In [2]:
import numpy
import urllib
import scipy.optimize
import random
from sklearn import svm
from math import exp
from math import log
from sklearn.linear_model import LogisticRegression

In [3]:
def parseData(fname):
  for l in open(fname):
    yield eval(l)

In [4]:
print ("Reading data...")
data = list(parseData("beer_50000.json"))
print ("done")

Reading data...
done


In [5]:
# train a predictor that estimates whether a beer is an ‘American IPA’ using 'beer/ABV' and 'review/taste'
data2 = [d for d in data if 'beer/ABV' in d and 'review/taste' in d and 'beer/style' in d]

X = [[d['beer/ABV'],d['review/taste']] for d in data2]
y = [int("American IPA" in d['beer/style']) for d in data2]

halfway = int(len(data2)/2)

X_train = X[:halfway]
y_train = y[:halfway]

X_test = X[halfway:]
y_test = y[halfway:]

# Create a support vector classifier object, with regularization parameter C = 1000
clf = svm.SVC(C=1000, kernel='sigmoid')
clf.fit(X_train, y_train)

print("training is done!")

training is done!


In [5]:
train_predictions = clf.predict(X_train)
test_predictions = clf.predict(X_test)

num_correct = 0
for i in range (0, len(X_train)):
  if train_predictions[i] == y_train[i]:
    num_correct += 1
print ("accuracy on training set: " + str(num_correct/len(X_train)))

num_correct = 0
for i in range (0, len(X_test)):
  if test_predictions[i] == y_test[i]:
    num_correct += 1
print ("accuracy on test set: " + str(num_correct/len(X_test)))

accuracy on training set: 0.85312
accuracy on test set: 0.87344


In [6]:
# finding better features for predicting 'American IPA'
data3 = [d for d in data if 'beer/ABV' in d and 'review/palate' in d and 'beer/style' in d]

X = [[1,d['beer/ABV'],d['review/palate']] for d in data3]
y = [int("American IPA" in d['beer/style']) for d in data3]

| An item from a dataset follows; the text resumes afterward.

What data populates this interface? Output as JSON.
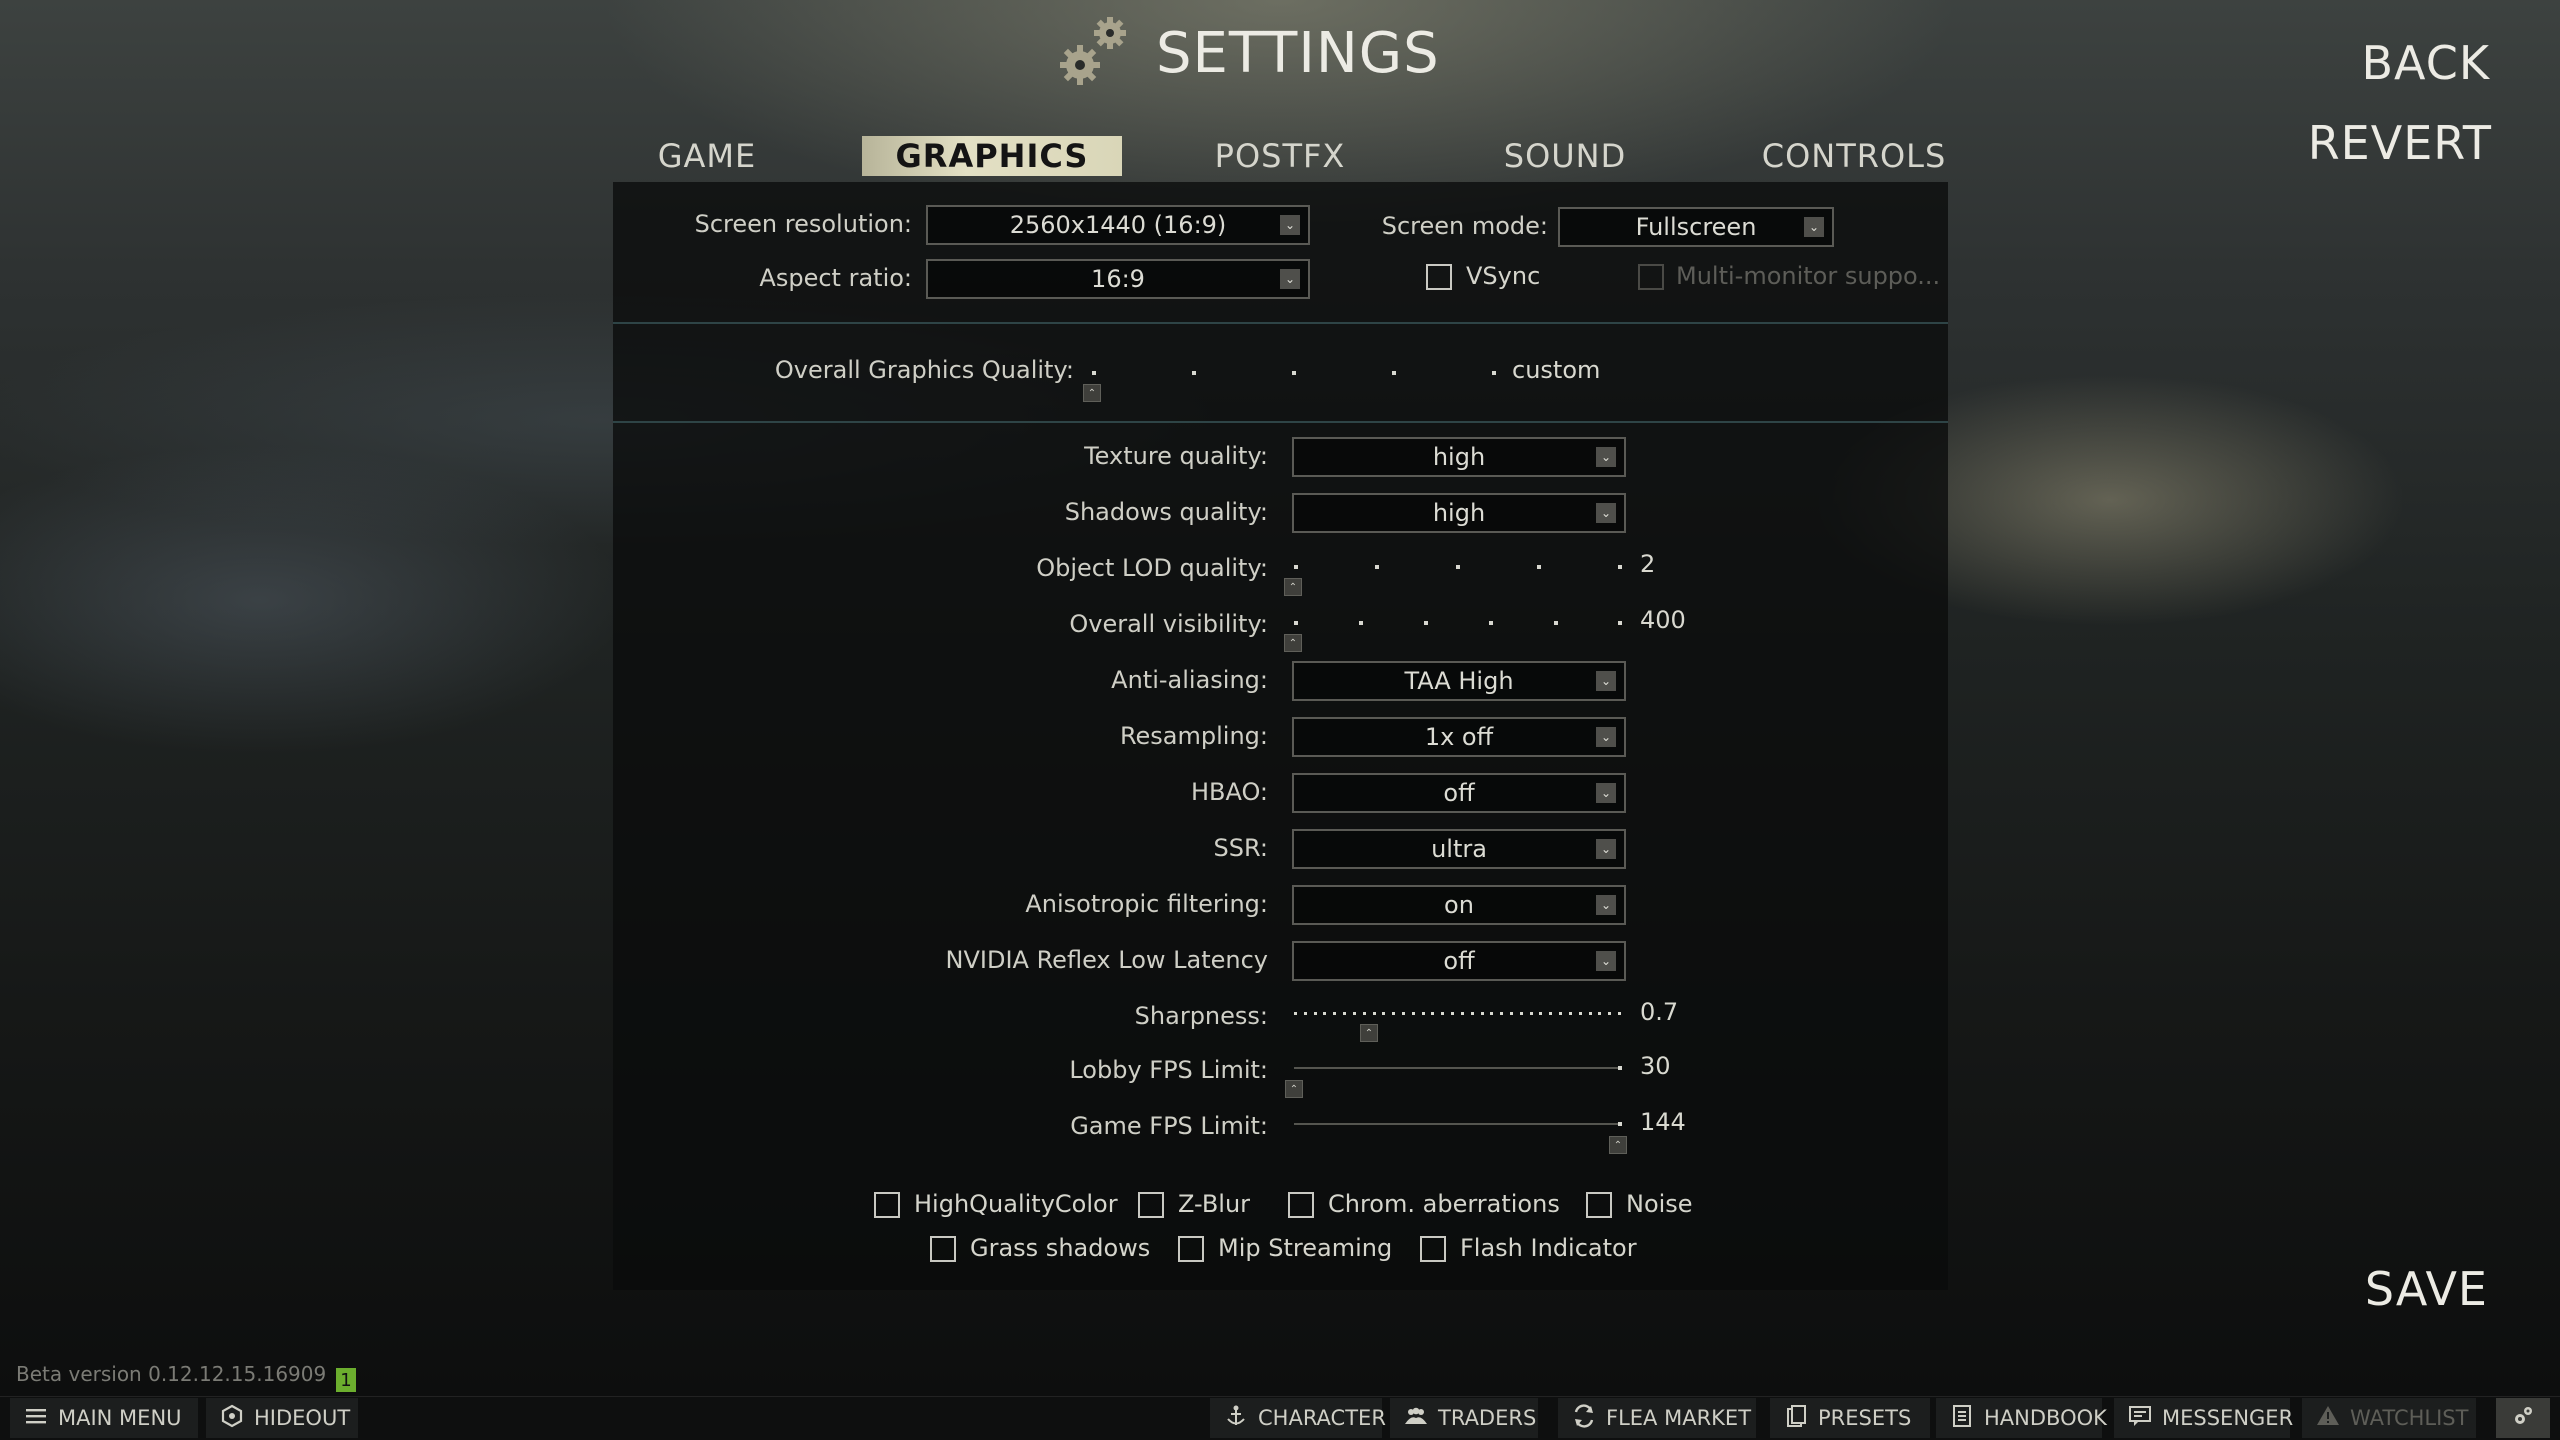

halfway = int(len(data2)/2)

X_train = X[:halfway]
y_train = y[:halfway]

X_test = X[halfway:]
y_test = y[halfway:]

# Create a support vector classifier object, with regularization parameter C = 1000
clf = svm.SVC(C=1000, kernel='sigmoid')
clf.fit(X_train, y_train)

print("training is done!")

training is done!


In [7]:
train_predictions = clf.predict(X_train)
test_predictions = clf.predict(X_test)

num_correct = 0
for i in range (0, len(X_train)):
  if train_predictions[i] == y_train[i]:
    num_correct += 1
print ("accuracy on training set: " + str(num_correct/len(X_train)))

num_correct = 0
for i in range (0, len(X_test)):
  if test_predictions[i] == y_test[i]:
    num_correct += 1
print ("accuracy on test set: " + str(num_correct/len(X_test)))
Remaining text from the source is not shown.